La narrativa sin actores. Sin profesionales. Catacora decidió —lo más inteligente, y no así como lastimosamente vemos muchas veces en el cine nacional: forzar las identidades de nuestros personajes ya sea por falta de intérpretes indígenas que puedan enmascararse con la piel de las ficciones creadas o por el “plus” de contar con actores con experiencia pero que no abarcan al personaje en sí ya sea por su color de piel o su forma de hablar (lustrabotas jailones)— tomar a una pareja de ancianos que no había actuado antes (uno es su abuelo materno), darles diálogos sencillos pero no simples, sino poderosos, cargados de la cultura a la que pertenecen, de la cual venimos casi todos nosotros, habitantes de países andinos. Y le funcionó, le salió de gran forma.
Porque todo gira en el amor, en esa búsqueda de la eternidad que no signifique el cosmos orgásmico ni el anillo y la costumbre simplista, sino la raíz de todo, la de una mano encima de la otra, la de hacer un mundo donde se tenga que fundarlo, ya sea en una montaña o en una ciudad, esta última cada vez más congestionada de símbolos de desprendimiento, de soledad inútil y búsqueda de permanencia sin sangre, sin el sacrificio que conlleva compartir una vida. Se pierde la recompensa. Se anula la capacidad de ser astros, de ser la luna y el sol, así como manda la tierra o el dios en el que quieras creer.

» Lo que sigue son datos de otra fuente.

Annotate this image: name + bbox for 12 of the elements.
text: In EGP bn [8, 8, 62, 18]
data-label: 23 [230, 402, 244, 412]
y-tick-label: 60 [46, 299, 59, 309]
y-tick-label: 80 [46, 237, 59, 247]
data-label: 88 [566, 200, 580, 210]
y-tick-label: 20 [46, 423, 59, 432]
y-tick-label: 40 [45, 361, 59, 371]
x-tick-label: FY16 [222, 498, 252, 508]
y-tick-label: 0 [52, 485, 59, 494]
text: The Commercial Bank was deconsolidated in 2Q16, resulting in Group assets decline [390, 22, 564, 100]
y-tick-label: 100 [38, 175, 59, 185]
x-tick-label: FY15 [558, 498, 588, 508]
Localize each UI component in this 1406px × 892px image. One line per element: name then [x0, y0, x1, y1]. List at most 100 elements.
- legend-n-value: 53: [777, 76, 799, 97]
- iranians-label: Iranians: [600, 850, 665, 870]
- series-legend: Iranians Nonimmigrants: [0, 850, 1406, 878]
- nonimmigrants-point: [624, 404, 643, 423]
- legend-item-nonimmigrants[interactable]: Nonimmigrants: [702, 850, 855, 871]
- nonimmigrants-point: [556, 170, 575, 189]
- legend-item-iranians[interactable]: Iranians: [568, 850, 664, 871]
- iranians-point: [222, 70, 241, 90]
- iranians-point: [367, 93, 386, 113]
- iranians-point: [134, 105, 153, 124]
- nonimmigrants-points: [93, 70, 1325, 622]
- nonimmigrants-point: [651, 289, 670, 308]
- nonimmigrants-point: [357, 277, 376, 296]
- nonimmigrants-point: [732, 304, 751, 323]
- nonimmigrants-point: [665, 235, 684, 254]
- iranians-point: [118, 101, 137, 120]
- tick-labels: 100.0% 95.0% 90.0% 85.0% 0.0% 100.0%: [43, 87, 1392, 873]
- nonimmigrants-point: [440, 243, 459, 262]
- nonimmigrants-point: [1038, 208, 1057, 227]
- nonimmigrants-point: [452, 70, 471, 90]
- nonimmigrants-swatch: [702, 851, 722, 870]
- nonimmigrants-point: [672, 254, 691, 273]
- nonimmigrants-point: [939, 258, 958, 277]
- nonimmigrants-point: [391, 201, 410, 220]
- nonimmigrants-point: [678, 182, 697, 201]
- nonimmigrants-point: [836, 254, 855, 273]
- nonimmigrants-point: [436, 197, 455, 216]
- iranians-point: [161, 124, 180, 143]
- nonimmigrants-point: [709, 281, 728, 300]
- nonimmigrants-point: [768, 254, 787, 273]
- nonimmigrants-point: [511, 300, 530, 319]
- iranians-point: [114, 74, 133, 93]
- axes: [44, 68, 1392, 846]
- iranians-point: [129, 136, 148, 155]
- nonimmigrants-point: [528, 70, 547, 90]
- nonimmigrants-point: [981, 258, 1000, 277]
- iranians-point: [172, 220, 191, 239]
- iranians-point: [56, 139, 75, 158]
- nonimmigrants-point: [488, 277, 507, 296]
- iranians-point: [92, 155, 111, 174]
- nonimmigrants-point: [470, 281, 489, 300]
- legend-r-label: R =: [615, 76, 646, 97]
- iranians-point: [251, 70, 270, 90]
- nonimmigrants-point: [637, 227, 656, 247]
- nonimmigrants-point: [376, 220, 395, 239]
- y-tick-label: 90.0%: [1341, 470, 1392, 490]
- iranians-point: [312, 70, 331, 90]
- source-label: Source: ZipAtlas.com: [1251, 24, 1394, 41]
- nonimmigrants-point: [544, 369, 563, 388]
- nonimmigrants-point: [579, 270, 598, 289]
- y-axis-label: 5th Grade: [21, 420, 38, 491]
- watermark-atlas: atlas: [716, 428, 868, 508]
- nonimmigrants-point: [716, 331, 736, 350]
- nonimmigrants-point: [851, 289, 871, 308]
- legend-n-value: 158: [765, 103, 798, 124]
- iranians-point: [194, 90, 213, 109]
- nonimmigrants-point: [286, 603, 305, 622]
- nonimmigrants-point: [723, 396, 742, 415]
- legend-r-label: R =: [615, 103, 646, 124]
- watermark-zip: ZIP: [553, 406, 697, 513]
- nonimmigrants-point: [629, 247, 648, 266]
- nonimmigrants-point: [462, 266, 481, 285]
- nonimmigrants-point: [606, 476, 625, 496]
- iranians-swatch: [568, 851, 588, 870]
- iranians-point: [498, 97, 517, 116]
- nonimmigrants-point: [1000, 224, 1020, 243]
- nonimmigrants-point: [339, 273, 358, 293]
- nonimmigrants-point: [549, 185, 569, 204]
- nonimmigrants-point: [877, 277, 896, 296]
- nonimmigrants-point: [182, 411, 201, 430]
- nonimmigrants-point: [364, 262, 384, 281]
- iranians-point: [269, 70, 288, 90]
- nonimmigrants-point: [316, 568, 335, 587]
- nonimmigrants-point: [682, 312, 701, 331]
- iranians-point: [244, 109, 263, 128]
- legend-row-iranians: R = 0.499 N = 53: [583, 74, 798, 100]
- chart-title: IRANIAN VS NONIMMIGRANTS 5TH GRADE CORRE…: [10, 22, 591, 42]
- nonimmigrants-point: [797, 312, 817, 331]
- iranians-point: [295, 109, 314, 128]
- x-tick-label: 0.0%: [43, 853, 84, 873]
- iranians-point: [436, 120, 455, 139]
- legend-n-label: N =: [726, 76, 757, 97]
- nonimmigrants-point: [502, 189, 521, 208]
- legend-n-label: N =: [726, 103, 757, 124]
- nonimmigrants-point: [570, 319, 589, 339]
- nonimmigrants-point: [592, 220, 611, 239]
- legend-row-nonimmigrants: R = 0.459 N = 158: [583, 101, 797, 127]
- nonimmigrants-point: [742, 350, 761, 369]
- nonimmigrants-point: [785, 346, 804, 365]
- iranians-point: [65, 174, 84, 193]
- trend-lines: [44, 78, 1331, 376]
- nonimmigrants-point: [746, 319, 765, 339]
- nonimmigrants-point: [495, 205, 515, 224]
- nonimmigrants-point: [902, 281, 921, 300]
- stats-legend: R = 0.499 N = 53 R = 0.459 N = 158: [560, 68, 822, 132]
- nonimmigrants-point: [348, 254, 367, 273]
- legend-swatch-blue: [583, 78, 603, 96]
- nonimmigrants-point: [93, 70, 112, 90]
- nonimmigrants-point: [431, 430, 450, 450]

La similitud en la inocencia y ese alejamiento del mundo moderno —al cual el hijo ha decidido emigrar y contagiarse del mal de la ciudad (quizá de ahí la maldición que cae a sus padres)— no es único. Para nada. Es una búsqueda cada vez mayor de los cineastas —en nuestro medio aún no se ha captado muy bien esto: pretendemos alejarnos lo más que podemos de las raíces para contar nuestros temores y certezas de cartón, algo así como filosofar acerca del amor banal y bailar con un aguayo en el Electropreste para hacer país y cultura— del mundo.
Con una similar ideología del aislamiento están, entre las recientes películas estrenadas, la italiana Lazzaro Felice (Alice Rohrwacher) y El hombre que mató a Don Quijote (Terry Gilliam). La primera es el simbolismo del fin de la inocencia a través del capitalismo, de la lucha del hombre contra el hombre. La explotación que se repite a través de los siglos. El eterno retorno. Que el ser limpio de corazón es casi ser un dios en esta época. En la segunda, la de Gilliam, un hombre decide o es condenado a ser un Quijote en este tiempo, cada vez más absurdo. Los mismos molinos pero las almas cada vez más podridas. Al Quijote de la Mancha lo matarían hoy, parece decirnos. No habría piedad.
Las tres películas especulan acerca de una fuga o resistencia, la del hombre en su búsqueda de lo primigenio, de lo sucedido pero en la mayor parte de los casos olvidado. Del territorio de la infancia o la locura en la cual uno fue feliz. De esa eternidad que queda en las retinas y oídos de los que permanecemos pero que, pronto a tarde, nos vamos a ir.
De esa Wiñaypacha, de esa cosmovisión que es el amor de la montaña, del amor piedra. En una escena, cuando parece que no hay salida hacia nada (la naturaleza va destruyendo lo poco que les queda) Willka, el esposo, le dice a Phaxi: “Tranquila, que a pesar de que se queme todo vamos a estar bien. Nos tenemos a los dos y vamos a estar bien. Vamos a estar bien”.
Simple. La comunión de los espíritus más que del cuerpo. He ahí la eternidad.